Turtles begin their lives by hatching out of eggs buried by their mothers in a patch of sun-warmed sand or soil to accommodate the incubation process. After several months of development, hatchlings of most species begin digging their way to the surface as they emerge from their eggs – though other species remain below ground through the winter and emerge the following spring.
Most turtles exhibit a phenomenon called temperature-dependent sex determination. This means that the incubation temperature of the eggs, rather than the genetic material of the parents, determines whether the young will be male or female. For some species, incubation temperatures at the high end of the tolerable range produce mostly male offspring, while incubation temperatures at the low end of the tolerable range primarily produce females. In other species, high and low temperatures produce females, and temperatures intermediate between the two extremes produce males.
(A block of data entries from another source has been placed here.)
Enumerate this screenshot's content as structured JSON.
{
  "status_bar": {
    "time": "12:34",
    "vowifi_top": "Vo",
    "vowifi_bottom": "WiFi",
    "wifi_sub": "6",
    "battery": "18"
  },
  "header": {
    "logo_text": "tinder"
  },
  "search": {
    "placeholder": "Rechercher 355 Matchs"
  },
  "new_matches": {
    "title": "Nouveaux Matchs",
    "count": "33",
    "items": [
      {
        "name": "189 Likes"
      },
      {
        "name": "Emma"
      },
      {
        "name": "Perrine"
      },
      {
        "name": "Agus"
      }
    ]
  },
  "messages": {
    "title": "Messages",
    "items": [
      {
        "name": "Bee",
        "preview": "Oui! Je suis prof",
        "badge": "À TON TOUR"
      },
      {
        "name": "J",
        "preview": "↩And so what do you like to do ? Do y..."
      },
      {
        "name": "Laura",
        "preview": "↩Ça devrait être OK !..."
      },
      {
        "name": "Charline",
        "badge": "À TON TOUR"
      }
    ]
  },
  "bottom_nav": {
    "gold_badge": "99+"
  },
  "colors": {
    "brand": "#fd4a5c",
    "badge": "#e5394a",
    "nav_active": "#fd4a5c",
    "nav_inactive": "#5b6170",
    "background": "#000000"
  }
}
Different turtle species practice divergent reproductive strategies with regard to offspring number. Some turtles mature slowly and produce gigantic egg clutches for decades. Other species mature relatively quickly but produce small egg clutches. Species size also plays a role in this pattern: Females of large species typically deposit more eggs than females of smaller species do.
Eggs and Egg Teeth
Some turtles produce pliable, leathery eggs, much like those snakes produce, while others produce hardened eggs somewhat similar to bird eggs. Regardless of the shell’s consistency, neonatal turtles emerge from their shells with the help of an egg tooth, which will fall off shortly after hatching. The young of some species tend to hatch all at once. This is likely an adaptation designed to saturate the area with young, thereby satiating predators with enough food to allow a few individuals to survive.
Some turtle breeders dig up eggs and incubate them artificially, while others leave eggs buried and allow them to progress naturally. To incubate them artificially, breeders place the eggs in a special heated box tat maintains a consistent temperature and humidity. Unlike bird eggs, which must be rotated regularly, turtle eggs must be left to incubate in the orientation in which they were deposited. If the breeder rotates the eggs, the embryos – which attach to the inside of the shells and therefore remain stationary – may drown.